Por fin. ETA se acaba

Entre tanta mala noticia, no quiero dejar pasar ésta que a todos los que creemos en la democracia nos debería alegrar. Ese comunicado, tan largamente esperado, se produjo ayer tarde y desde entonces parece que la fuerza con la que es posible respirar se ha incrementado. Porque querámoslo o no, y aunque detrás de esta noticia todavía quede por andar un camino largo y difícil, lo cierto es que nos hemos liberado de una lacra que ya pesaba demasiado y que nos asediaba desde hace demasiado tiempo.  A las víctimas, hoy, hay que tenerlas más presentes que nunca, porque ellos han puesto algo más que palabras para que esto pudiera solucionarse.
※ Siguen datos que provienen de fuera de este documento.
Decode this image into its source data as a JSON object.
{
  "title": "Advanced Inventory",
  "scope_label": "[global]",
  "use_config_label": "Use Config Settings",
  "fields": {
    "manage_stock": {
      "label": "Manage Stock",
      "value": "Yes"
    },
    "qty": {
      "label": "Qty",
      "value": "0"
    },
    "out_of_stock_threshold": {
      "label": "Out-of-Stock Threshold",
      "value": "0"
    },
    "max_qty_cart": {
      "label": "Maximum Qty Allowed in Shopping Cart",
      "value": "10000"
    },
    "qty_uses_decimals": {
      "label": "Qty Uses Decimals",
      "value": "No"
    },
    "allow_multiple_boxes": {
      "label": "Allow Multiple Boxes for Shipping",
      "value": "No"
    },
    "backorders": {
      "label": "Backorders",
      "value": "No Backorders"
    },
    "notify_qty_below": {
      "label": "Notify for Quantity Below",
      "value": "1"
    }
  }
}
El coraje que han demostrado dista mucho de ser normal. Coraje y temple, y muchas lágrimas que hemos compartido todos, cuando nos asomábamos a un nuevo atentado. Hay que reconocer también la labor de las Fuerzas y Cuerpos de Seguridad del Estado, jugándose la vida literalmente, para debilitar a esta banda terrorista y, por supuesto, a los mandos políticos, a todos ellos sin excepción, aunque haya algún exministro del Interior que por cierto fue muy bueno, que ahora parece que haya perdido la cabeza y va diciendo a diestro y siniestro barbaridades. Desde luego, hoy la democracia ha ganado.  Y confío en que lo que debe venir ahora, que no será fácil, se pueda resolver con firmeza, coraje y temple, que ha sido lo que ha caracterizado la lucha antiterrorista durante los últimos 43 años.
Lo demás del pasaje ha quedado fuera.